Light, translucent red colour. Nose all squashed raspberries with the odd chocolate button mashed in. The longer one smells the more adult it becomes. My advice is to stay at the beginning and enjoy the kid-in-the-lolly-shop experience; it’s wonderful. It’s an experience that changes quickly once the wine is in the mouth, as adult flavours come into play. It is light in texture but intense in presence, with the persistence of flavour and acid balanced and long. An impressive wine but I’m not sure it will please all tastes, so try a bottle with friends and split the cost. 94 points and I think $50 is high.

Mr Riggs ‘The Magnet’ McLaren Vale Grenache 2015: Heaven, absolute heaven, from the rich bramble, damp earth nose, through the many twists and turns of dark black fruits, some from an alien place, and savoury hints of every sort teasing and stretching the palate. 95 points and well worth $30.

Penny’s Hill ‘The Experiment’ McLaren Vale Grenache 2015:  A nose that excites, with mutable smells wafting in and out. Juicy fruit to start but strength comes into play, making for a good textural feel to the wine. Works well at the table. 93 points on the high side at $35.

Churchview ‘St Johns’ Margaret River Grenache Shiraz Mourvèdre 2015:  Grenache may enjoy flying solo but I prefer it blended. The colour is garnet centre leading to pink rim. The nose is complex: hint of this, touch of that, something recognisable, something not. Don’t bash your head against the wall; it’s good, so enjoy the array. It makes quite a statement from first entry marching across the palate in a determined way. A chunky number that will have many fans. 94 points and top of an appropriate price range at $40.

Gemtree ‘Cinnabar’ McLaren Vale Grenache Shiraz Mourvèdre 2016: The Tigger of the tasting, full of life, love and bounce. Not overly complex but immensely enjoyable. 94 points and value at $25.

Chapel Hill ‘The Parson’ McLaren vale Grenache Shiraz Mourvèdre 2016: Welcoming on the nose, with easy, undemanding, soft mashed fruit smells. Easy in the mouth, but has an edge that makes it more attractive at the table. Simple, clean red wine. 89 points and a good price at $16.

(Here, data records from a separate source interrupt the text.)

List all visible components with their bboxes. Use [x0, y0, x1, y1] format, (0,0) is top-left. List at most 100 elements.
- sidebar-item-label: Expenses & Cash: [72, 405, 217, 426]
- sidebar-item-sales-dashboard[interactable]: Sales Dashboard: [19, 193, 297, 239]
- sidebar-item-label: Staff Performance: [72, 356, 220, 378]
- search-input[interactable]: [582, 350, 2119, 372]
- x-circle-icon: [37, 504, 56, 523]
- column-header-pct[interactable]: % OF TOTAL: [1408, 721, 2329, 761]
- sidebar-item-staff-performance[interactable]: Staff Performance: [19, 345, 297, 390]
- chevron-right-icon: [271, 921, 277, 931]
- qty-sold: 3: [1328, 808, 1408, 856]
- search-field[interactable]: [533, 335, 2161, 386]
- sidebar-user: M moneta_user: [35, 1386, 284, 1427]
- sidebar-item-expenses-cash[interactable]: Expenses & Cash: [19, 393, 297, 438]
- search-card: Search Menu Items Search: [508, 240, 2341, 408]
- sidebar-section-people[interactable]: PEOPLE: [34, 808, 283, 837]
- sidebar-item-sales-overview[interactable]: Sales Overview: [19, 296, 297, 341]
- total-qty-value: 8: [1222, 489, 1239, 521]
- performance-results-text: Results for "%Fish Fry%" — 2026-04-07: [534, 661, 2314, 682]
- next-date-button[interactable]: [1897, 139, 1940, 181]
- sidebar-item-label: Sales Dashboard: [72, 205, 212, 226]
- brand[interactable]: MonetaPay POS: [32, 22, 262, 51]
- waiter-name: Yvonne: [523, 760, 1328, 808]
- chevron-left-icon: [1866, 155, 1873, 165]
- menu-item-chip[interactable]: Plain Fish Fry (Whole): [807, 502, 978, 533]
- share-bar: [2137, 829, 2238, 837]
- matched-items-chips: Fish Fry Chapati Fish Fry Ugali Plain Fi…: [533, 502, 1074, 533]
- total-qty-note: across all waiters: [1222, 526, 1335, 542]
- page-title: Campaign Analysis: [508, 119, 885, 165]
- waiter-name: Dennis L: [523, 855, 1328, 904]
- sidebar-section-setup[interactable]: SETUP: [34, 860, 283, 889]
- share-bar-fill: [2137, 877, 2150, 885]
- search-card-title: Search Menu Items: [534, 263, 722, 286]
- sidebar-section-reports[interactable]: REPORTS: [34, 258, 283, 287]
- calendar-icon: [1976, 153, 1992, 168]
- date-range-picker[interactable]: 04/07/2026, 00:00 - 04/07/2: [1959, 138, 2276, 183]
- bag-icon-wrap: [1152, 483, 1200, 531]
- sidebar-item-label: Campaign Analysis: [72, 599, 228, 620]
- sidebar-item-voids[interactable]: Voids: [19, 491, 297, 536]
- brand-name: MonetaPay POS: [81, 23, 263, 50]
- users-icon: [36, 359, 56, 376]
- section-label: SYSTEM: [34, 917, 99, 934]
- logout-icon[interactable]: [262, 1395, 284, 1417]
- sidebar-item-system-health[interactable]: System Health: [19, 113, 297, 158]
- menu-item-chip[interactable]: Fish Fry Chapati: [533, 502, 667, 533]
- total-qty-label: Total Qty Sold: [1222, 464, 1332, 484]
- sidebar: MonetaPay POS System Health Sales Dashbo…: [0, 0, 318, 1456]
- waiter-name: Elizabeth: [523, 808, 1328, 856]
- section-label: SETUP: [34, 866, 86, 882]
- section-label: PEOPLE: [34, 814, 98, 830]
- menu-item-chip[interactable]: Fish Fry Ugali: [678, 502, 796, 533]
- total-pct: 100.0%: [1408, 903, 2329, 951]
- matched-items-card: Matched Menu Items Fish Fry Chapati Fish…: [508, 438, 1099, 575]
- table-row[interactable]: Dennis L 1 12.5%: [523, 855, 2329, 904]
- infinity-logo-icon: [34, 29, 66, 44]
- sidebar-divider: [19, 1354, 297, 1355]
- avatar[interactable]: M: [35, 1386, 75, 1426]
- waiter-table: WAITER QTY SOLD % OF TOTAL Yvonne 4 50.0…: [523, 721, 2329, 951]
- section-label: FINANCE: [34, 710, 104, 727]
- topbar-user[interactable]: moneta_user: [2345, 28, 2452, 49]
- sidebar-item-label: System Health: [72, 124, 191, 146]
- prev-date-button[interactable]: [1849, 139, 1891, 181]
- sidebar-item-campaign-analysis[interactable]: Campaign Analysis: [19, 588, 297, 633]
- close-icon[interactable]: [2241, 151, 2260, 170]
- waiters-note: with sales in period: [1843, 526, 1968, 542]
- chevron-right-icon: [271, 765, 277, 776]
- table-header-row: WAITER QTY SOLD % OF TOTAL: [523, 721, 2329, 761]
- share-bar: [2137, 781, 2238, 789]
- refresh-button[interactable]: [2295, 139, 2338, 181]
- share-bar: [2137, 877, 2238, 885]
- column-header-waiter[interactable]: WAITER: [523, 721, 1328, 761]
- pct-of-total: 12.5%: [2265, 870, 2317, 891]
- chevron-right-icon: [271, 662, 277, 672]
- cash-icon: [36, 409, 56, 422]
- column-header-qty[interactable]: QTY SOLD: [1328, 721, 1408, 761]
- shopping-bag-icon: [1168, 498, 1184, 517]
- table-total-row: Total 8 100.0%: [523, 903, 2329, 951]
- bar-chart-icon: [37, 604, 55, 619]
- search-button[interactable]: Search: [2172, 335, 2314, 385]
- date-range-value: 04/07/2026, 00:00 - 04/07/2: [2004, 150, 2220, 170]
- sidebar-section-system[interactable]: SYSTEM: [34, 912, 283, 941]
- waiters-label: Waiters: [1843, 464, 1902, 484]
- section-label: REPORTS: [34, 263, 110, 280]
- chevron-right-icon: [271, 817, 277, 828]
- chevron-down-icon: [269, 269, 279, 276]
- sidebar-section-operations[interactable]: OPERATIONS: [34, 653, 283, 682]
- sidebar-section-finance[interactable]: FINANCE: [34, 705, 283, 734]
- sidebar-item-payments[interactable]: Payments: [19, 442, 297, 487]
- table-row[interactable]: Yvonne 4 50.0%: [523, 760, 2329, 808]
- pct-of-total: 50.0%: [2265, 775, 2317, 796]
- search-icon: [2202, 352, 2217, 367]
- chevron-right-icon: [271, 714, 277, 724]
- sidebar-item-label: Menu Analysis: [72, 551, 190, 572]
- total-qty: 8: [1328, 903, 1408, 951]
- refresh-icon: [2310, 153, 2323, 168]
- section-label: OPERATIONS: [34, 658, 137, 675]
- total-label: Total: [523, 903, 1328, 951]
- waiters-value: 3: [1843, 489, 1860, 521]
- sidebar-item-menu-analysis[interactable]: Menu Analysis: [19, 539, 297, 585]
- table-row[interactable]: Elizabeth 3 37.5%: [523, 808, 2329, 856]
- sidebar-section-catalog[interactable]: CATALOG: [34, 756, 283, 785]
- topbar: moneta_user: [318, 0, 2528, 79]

Pertaringa McLaren Vale Grenache Shiraz Mourvèdre 2015: Bramble on the nose and a full textural character, with powerful flavours all across the palate. Lots of black fruit and ripe plum. 93 points and good value at $22. 

Paxton AAA McLaren Vale Shiraz Grenache 2015: Grenache takes second place to the shiraz and classic pepper character takes over on the nose. It’s a sensual beast with spice whipping the palate as it travels. Good wine, 94 points, and worth $22 at Dan’s.

Grampians Estate GST 2015: A blend of grenache, shiraz and tempranillo from the Grampians region in western Victoria. Earthy nose and a gentle start, but it gathers pace as it travels, with gorgeous flavours opening up, both surprising and delighting. It falls away a little on the finish but that’s a minor issue. 94 points and an OK price at $28.

Angove McLaren Vale Tempranillo Mataro Grenache Graciano 2016: There are so many varieties here the grenache gets lost. No matter; it’s in there and the whole works wonderfully. It’s spice, pepper, chilli flavours, but not hot cooked wine. The whole mouth is alive. It’s a burlesque show of sparkling costumes and rapid-fire exchanges, but beneath the parody there is a sombre character. I loved it. 94 points and well worth $28.